Es gibt ein paar nette Verwirrungen zwischen den Sprachen, so klagt eine Partei über Migräne, während die andere ein Problem mit Migranten hat, doch insgesamt ist „Das Weisse vom Ei“ eine eher träge Angelegenheit, die auch durch Brachialgags (man verheddert sich an beziehungsweise in einem Stuhl) nicht wirklich lustiger wird. Der vom Band kommende Soundtrack tendiert dabei arg ins James-Lastige. Aber vielleicht geht es Marthaler hier gar nicht so ums Witzige, im Laufe des gut zweistündigen Abends fließt nämlich Blut, und zwar reichlich. Fast alle Protagonisten verletzen sich ‚versehentlich’, außerdem herrscht eine wahre Nasenbluten-Epidemie. Lakonisch endet die Chose, das Ensemble räumt die Bude leer und dann heißt es „Licht aus!“.

Einen Tag vor Christoph Marthalers jüngster Kreation zeigte das Theater Basel ein spannendes Jugendprojekt: „Die Klasse“ (Regie: Sebastian Nübling).
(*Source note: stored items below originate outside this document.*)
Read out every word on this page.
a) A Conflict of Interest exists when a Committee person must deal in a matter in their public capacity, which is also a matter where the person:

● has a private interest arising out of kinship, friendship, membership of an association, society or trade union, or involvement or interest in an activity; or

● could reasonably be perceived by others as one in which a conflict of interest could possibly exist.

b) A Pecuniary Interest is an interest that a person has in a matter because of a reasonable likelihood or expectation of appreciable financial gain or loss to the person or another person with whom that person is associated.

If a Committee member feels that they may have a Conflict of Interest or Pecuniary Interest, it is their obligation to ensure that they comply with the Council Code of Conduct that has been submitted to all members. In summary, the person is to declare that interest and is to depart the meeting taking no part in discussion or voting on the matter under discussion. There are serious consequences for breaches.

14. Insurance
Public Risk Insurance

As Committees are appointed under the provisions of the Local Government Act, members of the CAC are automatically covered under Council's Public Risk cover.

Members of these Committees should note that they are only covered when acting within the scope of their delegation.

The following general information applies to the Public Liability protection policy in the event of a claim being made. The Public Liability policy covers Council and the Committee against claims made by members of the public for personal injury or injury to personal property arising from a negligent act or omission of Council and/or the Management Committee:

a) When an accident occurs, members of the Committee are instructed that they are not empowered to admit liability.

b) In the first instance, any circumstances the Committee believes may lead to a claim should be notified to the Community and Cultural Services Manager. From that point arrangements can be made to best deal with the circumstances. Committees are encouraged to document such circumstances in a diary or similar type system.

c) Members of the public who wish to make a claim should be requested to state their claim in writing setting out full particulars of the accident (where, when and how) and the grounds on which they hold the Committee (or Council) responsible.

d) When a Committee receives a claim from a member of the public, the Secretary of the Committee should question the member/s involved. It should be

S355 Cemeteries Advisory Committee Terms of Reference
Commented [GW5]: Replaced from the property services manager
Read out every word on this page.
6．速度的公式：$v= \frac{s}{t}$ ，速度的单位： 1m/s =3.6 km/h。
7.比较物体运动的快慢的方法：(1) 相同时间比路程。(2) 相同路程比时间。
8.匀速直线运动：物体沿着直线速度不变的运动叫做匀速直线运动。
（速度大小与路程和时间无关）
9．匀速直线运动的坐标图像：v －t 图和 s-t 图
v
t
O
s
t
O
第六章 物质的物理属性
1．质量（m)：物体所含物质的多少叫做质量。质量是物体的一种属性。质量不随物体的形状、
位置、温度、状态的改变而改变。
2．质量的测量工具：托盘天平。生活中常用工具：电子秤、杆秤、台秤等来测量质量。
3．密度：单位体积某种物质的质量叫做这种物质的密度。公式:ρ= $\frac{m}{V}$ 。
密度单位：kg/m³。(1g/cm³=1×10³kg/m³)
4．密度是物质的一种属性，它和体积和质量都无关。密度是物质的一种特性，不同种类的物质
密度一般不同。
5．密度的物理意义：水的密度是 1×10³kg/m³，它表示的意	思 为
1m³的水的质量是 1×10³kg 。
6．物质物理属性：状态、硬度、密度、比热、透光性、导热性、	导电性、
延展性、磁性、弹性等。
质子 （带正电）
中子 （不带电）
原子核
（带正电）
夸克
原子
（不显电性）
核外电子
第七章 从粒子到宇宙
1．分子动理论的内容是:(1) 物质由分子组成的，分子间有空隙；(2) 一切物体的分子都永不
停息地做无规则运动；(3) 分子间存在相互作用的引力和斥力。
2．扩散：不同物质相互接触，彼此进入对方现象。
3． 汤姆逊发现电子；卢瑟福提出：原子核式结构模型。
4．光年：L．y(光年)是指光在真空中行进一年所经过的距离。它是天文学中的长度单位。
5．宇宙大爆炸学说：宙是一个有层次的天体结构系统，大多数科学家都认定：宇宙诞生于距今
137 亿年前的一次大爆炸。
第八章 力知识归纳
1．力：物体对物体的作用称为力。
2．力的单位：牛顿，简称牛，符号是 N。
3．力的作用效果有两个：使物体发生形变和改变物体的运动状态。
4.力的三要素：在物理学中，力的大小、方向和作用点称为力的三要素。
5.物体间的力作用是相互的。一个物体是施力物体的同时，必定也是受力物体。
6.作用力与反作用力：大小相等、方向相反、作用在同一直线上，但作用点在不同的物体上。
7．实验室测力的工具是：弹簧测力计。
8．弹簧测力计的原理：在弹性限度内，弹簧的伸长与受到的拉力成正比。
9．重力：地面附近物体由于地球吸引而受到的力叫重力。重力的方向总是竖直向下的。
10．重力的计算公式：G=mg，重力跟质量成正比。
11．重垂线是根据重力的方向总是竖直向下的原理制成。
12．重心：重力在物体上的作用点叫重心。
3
Ein Haufen wilder Schulmädchen (später kommt ein eher schüchterner Junge hinzu) kämpft mit der Lehrerin um Macht und den Sinn des Lernens und Lebens. Auch hier wird zweisprachig gespielt, Hochdeutsch und in Schweizer Mundart. Auch hier hat die Musik eine wichtige Rolle, die Gruppe holt sich ihre Energie in sehr präzise skandiertem oder gesungenem Protest. Mehr noch als bei Marthaler liegen Witz und Gewalt nahe beieinander, ja „Die Klasse“ hat deutlich mehr Biss.